Neste sentido, o médico Marco Osini, pós-doutorado em mapeamento cerebral e EEG pelo Instituto de Psiquiatria, alerta sobre a questão: “Não existe nenhuma base cientifica sobre o uso da Cannabis Medicinal no processo inflamatório provocado pelo COVID-19”.

Ademais, grande parte dessa boataria, surgem, sim, de estudos científicos sérios, mas, ainda sem comprovação, voltados para outros tipos de patologias, como, por exemplo, a teoria do professor de ciências biológicas na Universidade de Lethbridge, Igor Kovalchuck, que versa sobre artrite, câncer e outras doenças.

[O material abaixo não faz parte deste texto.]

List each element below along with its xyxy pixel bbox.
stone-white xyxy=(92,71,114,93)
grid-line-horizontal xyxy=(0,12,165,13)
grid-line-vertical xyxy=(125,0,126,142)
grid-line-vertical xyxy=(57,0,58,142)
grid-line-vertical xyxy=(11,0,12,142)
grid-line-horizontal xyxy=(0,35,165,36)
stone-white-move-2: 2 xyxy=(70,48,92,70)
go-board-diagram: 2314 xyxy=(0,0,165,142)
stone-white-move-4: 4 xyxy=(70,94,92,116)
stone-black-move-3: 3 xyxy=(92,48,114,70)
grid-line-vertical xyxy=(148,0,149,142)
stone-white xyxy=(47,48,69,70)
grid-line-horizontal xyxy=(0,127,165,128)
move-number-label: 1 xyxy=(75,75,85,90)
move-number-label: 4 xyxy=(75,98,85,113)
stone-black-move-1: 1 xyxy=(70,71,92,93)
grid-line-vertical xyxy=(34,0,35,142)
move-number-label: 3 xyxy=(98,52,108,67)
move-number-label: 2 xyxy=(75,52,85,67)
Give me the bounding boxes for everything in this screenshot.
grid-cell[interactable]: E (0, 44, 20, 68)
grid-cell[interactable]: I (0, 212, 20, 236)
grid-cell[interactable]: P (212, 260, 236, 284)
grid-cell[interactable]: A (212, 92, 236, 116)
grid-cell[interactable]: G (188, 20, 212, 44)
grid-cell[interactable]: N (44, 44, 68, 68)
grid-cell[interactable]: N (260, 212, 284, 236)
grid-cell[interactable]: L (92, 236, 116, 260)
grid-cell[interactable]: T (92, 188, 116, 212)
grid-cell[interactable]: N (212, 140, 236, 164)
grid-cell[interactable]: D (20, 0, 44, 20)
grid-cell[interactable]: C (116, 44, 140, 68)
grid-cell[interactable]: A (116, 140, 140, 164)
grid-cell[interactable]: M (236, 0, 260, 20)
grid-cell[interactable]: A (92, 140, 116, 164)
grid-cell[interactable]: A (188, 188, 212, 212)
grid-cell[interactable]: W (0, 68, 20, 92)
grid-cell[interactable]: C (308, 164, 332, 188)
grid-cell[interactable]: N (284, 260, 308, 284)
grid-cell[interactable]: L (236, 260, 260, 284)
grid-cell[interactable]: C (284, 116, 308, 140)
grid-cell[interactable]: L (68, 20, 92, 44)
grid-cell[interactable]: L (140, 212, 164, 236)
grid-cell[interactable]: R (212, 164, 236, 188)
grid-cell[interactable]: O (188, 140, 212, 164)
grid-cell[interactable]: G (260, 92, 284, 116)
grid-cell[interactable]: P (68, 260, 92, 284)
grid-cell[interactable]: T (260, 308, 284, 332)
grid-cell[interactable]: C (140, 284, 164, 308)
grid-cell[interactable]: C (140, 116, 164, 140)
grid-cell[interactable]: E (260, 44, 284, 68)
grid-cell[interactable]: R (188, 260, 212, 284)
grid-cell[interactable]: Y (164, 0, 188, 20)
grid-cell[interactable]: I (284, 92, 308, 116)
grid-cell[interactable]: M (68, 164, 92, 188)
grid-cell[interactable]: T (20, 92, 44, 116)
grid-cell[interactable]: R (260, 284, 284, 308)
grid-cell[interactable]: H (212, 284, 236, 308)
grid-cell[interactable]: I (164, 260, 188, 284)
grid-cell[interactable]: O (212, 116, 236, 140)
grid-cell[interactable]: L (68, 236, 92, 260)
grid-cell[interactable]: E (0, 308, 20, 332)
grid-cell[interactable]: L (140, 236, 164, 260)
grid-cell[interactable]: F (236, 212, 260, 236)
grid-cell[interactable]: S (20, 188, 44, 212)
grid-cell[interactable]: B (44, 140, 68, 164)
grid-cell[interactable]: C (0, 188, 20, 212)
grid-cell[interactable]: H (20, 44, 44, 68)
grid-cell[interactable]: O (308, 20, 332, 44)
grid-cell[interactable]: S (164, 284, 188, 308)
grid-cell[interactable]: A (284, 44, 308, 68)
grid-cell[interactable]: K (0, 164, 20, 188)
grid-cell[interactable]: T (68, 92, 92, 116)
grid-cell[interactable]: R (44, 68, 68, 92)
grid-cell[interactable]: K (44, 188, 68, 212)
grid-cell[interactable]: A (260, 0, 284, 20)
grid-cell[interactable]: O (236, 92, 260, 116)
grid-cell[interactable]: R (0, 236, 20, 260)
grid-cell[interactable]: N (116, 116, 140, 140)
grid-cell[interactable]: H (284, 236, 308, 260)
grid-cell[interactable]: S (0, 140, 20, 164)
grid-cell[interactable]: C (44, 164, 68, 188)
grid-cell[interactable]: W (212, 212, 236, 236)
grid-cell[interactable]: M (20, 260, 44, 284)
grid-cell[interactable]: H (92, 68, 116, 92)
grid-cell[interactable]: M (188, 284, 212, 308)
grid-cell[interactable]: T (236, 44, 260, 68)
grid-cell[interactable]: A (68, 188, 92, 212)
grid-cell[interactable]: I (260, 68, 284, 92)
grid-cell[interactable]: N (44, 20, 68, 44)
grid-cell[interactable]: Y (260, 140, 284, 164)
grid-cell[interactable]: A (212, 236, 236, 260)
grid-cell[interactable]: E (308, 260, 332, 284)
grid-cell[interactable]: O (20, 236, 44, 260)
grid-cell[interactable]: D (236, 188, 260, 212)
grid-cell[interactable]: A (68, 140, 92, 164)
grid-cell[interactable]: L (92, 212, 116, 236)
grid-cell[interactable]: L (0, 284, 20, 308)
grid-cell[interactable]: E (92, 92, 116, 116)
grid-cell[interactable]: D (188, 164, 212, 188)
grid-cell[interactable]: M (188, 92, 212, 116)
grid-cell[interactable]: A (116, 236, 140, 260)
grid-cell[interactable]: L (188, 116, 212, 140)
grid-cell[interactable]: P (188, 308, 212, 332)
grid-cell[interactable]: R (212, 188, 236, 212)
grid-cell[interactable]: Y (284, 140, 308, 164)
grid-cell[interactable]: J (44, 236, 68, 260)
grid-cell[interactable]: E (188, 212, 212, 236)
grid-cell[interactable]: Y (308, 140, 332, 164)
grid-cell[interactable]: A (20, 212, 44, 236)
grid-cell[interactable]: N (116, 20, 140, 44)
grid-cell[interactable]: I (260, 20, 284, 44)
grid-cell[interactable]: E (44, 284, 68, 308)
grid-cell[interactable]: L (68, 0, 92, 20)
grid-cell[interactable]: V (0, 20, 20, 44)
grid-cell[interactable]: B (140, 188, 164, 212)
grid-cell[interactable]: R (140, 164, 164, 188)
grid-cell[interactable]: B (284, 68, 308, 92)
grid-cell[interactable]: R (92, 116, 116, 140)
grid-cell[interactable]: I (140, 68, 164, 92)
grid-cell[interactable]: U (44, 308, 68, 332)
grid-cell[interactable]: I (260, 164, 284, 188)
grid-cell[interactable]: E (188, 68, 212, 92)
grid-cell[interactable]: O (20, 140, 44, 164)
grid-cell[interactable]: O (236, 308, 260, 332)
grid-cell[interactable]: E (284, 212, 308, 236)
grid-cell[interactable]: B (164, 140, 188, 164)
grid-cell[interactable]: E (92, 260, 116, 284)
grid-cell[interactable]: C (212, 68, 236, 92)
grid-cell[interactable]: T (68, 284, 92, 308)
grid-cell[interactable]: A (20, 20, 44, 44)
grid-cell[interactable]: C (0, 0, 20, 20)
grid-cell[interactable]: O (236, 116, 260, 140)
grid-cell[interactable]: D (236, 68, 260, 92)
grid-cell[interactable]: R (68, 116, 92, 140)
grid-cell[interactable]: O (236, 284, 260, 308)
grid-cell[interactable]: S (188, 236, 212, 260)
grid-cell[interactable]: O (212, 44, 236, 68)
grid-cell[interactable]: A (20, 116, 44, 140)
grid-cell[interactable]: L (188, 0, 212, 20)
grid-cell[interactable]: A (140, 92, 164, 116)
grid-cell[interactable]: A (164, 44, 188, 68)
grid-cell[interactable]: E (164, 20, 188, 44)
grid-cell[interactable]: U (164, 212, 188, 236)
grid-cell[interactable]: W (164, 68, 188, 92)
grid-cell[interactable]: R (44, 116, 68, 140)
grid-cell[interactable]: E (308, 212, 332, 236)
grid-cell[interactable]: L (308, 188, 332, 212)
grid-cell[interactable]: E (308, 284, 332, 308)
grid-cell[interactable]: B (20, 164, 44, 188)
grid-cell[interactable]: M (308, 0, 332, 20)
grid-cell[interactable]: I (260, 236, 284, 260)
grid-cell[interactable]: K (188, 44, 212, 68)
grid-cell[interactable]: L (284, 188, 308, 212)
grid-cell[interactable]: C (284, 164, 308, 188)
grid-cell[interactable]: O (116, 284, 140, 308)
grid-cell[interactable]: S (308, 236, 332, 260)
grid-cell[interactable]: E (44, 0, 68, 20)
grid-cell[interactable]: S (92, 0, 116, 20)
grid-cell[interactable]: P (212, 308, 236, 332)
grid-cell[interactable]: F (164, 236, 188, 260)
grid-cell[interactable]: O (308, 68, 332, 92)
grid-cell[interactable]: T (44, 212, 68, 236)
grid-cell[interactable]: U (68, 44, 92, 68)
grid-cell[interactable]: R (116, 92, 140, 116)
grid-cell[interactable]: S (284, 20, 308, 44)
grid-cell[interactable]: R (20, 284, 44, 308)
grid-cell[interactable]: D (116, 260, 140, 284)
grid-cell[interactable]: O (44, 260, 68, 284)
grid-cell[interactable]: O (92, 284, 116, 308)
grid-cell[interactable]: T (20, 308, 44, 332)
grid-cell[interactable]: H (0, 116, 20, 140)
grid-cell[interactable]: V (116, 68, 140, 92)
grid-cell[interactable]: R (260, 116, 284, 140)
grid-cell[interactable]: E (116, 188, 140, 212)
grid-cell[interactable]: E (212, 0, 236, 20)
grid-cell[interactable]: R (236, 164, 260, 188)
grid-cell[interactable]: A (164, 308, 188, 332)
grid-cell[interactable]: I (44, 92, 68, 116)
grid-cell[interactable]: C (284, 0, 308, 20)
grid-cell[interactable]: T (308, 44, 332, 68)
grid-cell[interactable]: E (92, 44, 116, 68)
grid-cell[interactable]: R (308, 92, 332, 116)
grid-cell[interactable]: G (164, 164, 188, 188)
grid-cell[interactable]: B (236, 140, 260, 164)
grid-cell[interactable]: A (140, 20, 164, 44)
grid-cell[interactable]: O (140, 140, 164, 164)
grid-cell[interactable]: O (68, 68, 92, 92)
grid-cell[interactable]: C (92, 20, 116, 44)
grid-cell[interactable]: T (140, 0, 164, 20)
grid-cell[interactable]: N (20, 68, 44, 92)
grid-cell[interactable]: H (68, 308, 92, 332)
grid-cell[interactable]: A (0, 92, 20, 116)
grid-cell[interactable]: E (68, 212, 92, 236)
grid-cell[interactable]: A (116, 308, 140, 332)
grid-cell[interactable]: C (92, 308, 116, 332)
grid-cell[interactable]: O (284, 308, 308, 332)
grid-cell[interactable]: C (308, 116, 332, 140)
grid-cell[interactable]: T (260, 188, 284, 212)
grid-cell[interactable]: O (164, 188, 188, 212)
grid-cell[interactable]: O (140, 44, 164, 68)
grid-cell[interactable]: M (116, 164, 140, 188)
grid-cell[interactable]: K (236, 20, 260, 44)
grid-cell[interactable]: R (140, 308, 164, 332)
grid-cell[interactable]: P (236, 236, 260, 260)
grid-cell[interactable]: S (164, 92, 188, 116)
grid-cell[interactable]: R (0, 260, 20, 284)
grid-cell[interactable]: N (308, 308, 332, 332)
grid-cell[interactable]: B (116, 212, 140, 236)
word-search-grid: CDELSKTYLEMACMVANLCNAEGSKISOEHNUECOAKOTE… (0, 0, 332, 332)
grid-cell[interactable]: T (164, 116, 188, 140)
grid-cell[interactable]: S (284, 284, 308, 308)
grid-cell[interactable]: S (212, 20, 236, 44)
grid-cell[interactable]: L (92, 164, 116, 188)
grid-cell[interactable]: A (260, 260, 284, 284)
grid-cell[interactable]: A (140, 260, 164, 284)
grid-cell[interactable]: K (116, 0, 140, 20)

No estudo publicado no Prepints.org, Igor e sua equipe estudaram alguns componentes da Cannabis e perceberam que os mesmos “reduziriam a capacidade do vírus de alcançar as células pulmonares, onde irá se estalar, reproduz e propaga-se”, conforme transcrição literal da entrevista cedida à revista Viva Bem:

“Para ocupar uma célula hospedeira humana, o Sars-cov-2 necessita de um receptor, a enzima conversora da angiotensina 2 (ECA2), que se encontra no tecido pulmonar, na mucosa bucal e nasal, nos rins, testículos e trato digestivo. Sem essa enzima, o patógeno não tem como penetrar. A teoria de Kovalchuck é que os canabinóides modificariam os níveis de ECA2 nestes “portais”, tornando o hospedeiro humano menos vulnerável ao vírus e reduzindo essencialmente o risco de infecção.”

Cabe, contudo, ressaltar que o estudo supra ainda não foi submetido análise de outros pesquisadores, fato este que constitui uma espécie de ‘selo de qualidade’ nos meios científico, sendo precoce qualquer afirmação taxativa sobre o tratamento da Covid.